As a bidding war intensifies around it, Sky posted strong financial results this week – with a 5% increase in like-for-like revenue to £13.6bn.
The broadcaster beat expectations for 4%, with pre-tax profit growing to £864m from £803m for the year end to June.
“It’s been an exceptional year,” said Jeremy Darroch, group chief executive, citing the half a million new customers that have joined Sky this year. The broadcaster now has 63 million products in customer’s homes.
“As a consequence, we have extended our leadership position as Europe’s largest direct-to-consumer media and entertainment business,” he said.
A complex bidding war between Comcast and the Rupert Murdoch-owned Fox is currently taking place for the British-owned Sky. Comcast, the owner of NBC Universal, is currently the highest bidder, valuing the group at £26bn
Meanwhile Fox, which already owns a 39% stake in Sky, has its bid supported by Disney – which Fox has agreed to sell its entertainment assets to, including its stake in Sky.

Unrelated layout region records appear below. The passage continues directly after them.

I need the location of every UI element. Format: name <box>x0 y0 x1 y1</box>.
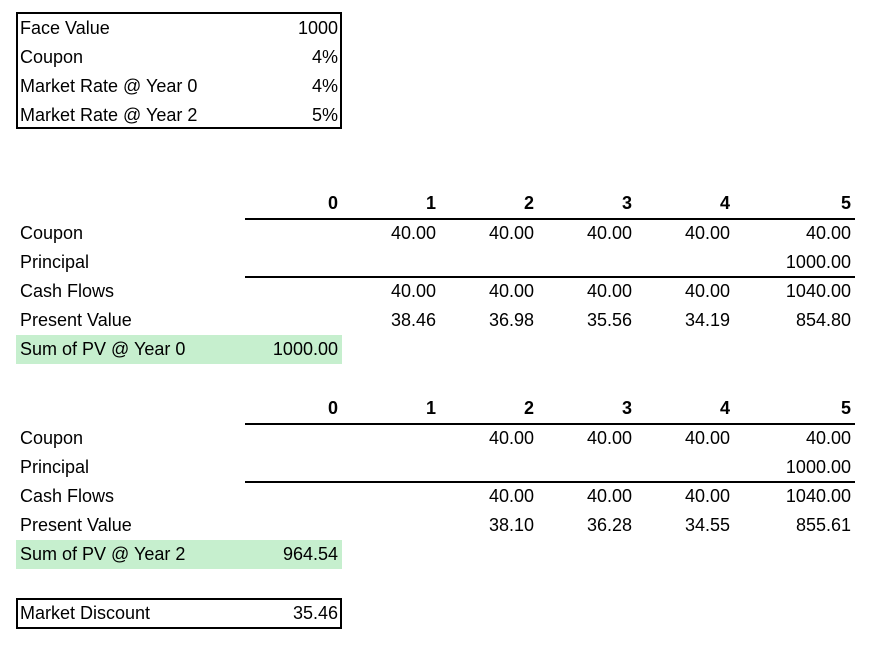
row-label: Cash Flows <box>20 281 115 301</box>
table-cell: 1040.00 <box>785 281 851 301</box>
input-label-face-value: Face Value <box>20 18 110 38</box>
table-cell: 34.19 <box>684 310 730 330</box>
input-value-coupon: 4% <box>311 47 338 67</box>
table-cell: 40.00 <box>805 223 851 243</box>
period-header: 2 <box>523 193 534 213</box>
input-value-market-rate-year2: 5% <box>311 105 338 125</box>
table-cell: 40.00 <box>805 428 851 448</box>
table-cell: 855.61 <box>795 515 851 535</box>
period-header: 3 <box>621 193 632 213</box>
table-cell: 40.00 <box>684 428 730 448</box>
table-cell: 40.00 <box>488 486 534 506</box>
period-header: 5 <box>840 398 851 418</box>
table-cell: 40.00 <box>488 223 534 243</box>
header-rule <box>245 423 855 425</box>
row-label: Principal <box>20 457 90 477</box>
table-cell: 40.00 <box>684 486 730 506</box>
sum-label: Sum of PV @ Year 0 <box>20 339 186 359</box>
period-header: 0 <box>327 398 338 418</box>
table-cell: 40.00 <box>586 223 632 243</box>
row-label: Coupon <box>20 428 84 448</box>
sum-row-highlight <box>16 540 342 569</box>
table-cell: 36.98 <box>488 310 534 330</box>
row-label: Principal <box>20 252 90 272</box>
input-label-market-rate-year0: Market Rate @ Year 0 <box>20 76 198 96</box>
table-cell: 40.00 <box>586 428 632 448</box>
table-cell: 40.00 <box>390 223 436 243</box>
table-cell: 40.00 <box>390 281 436 301</box>
input-label-market-rate-year2: Market Rate @ Year 2 <box>20 105 198 125</box>
inputs-box <box>16 12 342 129</box>
subtotal-rule <box>245 481 855 483</box>
subtotal-rule <box>245 276 855 278</box>
row-label: Present Value <box>20 515 132 535</box>
market-discount-value: 35.46 <box>292 603 338 623</box>
period-header: 2 <box>523 398 534 418</box>
table-cell: 35.56 <box>586 310 632 330</box>
table-cell: 40.00 <box>488 281 534 301</box>
table-cell: 854.80 <box>795 310 851 330</box>
market-discount-box <box>16 598 342 629</box>
period-header: 4 <box>719 193 730 213</box>
row-label: Coupon <box>20 223 84 243</box>
sum-row-highlight <box>16 335 342 364</box>
header-rule <box>245 218 855 220</box>
table-cell: 40.00 <box>488 428 534 448</box>
input-value-market-rate-year0: 4% <box>311 76 338 96</box>
row-label: Present Value <box>20 310 132 330</box>
period-header: 3 <box>621 398 632 418</box>
sum-label: Sum of PV @ Year 2 <box>20 544 186 564</box>
table-cell: 38.46 <box>390 310 436 330</box>
table-cell: 1000.00 <box>785 457 851 477</box>
period-header: 1 <box>425 398 436 418</box>
period-header: 1 <box>425 193 436 213</box>
period-header: 0 <box>327 193 338 213</box>
table-cell: 40.00 <box>684 281 730 301</box>
table-cell: 40.00 <box>586 486 632 506</box>
table-cell: 1000.00 <box>785 252 851 272</box>
table-cell: 1040.00 <box>785 486 851 506</box>
period-header: 5 <box>840 193 851 213</box>
table-cell: 40.00 <box>586 281 632 301</box>
table-cell: 40.00 <box>684 223 730 243</box>
sum-value: 1000.00 <box>272 339 338 359</box>
input-value-face-value: 1000 <box>297 18 338 38</box>
row-label: Cash Flows <box>20 486 115 506</box>
table-cell: 38.10 <box>488 515 534 535</box>
market-discount-label: Market Discount <box>20 603 151 623</box>
table-cell: 36.28 <box>586 515 632 535</box>
input-label-coupon: Coupon <box>20 47 84 67</box>
table-cell: 34.55 <box>684 515 730 535</box>
sum-value: 964.54 <box>282 544 338 564</box>
period-header: 4 <box>719 398 730 418</box>
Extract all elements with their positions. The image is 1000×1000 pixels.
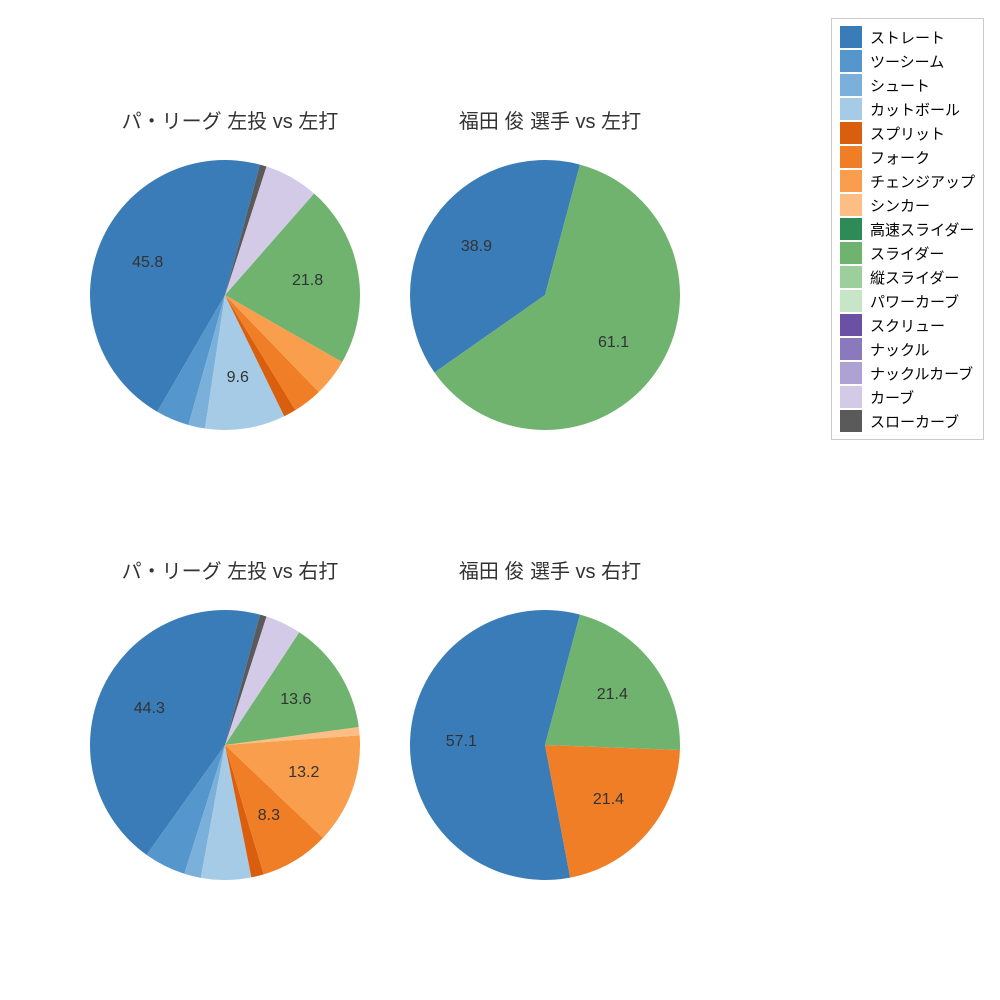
legend-item: シンカー: [840, 193, 975, 217]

Sky is a hugely attractive offer in a world where Netflix and Amazon are scooping up subscribers. The business has 23 million pay-TV subscribers in five European countries and owns the rights to Premier League football and popular shows such as Games of Thrones.
“Our strong performance reflects the execution of our strategy over an extended period of time, driving sustained growth in revenue, profits and shareholder returns,” Darroch said.
“We do this by providing our customers more of the best content, world class innovation in products and services, combined with industry leading front-line service.”
Around half of Sky’s new subscribers were based in the UK and Ireland where advertising revenues performed well, up 6%.
Darroch said Sky’s ad targeting technology, Sky AdSmart, was helping to drive that growth.